While teaching four decades of Amherst freshmen how to write, Theodore Baird seldom published his own work, but he wrote every day in his journal.
It’s been more than a half-century since Baird’s English 1–2 composition course—which challenged, inspired and mystified students—went the way of other core requirements. In a fitting epilogue to the career of an instructor whose personality was especially intertwined with his teaching, the College’s Archives and Special Collections has acquired 60 years of private diaries kept by Baird and his wife, Frances, known as Bertie.
Earlier this year, Tom Fels ’67, one of Baird’s students, left Paula and Walter Auclair’s farmstead in Pittstown, N.Y., his Subaru Outback filled with old composition books and binders of pages penned by the Bairds, Amherst-bound. Paula Auclair had inherited them from her mother, Alice Machlett, Bertie Baird’s sister, who’d received them after the Bairds’ deaths in February and December of 1996. She felt it was time for the diaries to return to Amherst.
He judged the ice on New Year’s Day “perfect” for skating, but the weather was “gloomy.”
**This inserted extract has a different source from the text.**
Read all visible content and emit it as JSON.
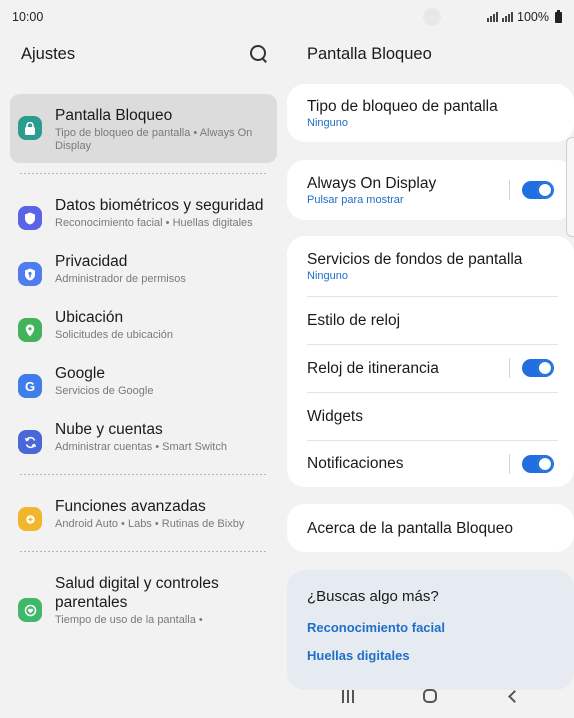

Ted Baird taught at Amherst from 1927 to 1969, and Bertie was a Smith professor for several years. They lived on Shays Street, in a home they commissioned from Frank Lloyd Wright in 1940, the only Wright house in Massachusetts.
The diaries, amounting to some 21 linear feet of material, have tripled the amount of Baird-related text in the College archives, joining correspondence between Baird and his students and colleagues, some curricular materials, and manuscripts published and unpublished.
Archives intern Elliott Hadwin ’19 got to know the Bairds throughout the spring, vacuuming decades of dust from many of the volumes and filing them in chronological order, learning little bits about the couple as he made his way. “They are writing every single day, together,” Hadwin says. “You get an idea of how different their lives are. He, as an Amherst professor, gets to be a little more up in the clouds,” while his wife was more focused on the practical side.
The diaries include accounts of Robert Frost. Among the few news clippings in the diaries is a June 17, 1938, article from The Amherst Student about Frost’s resignation from the Amherst faculty following the death of his wife, Elinor.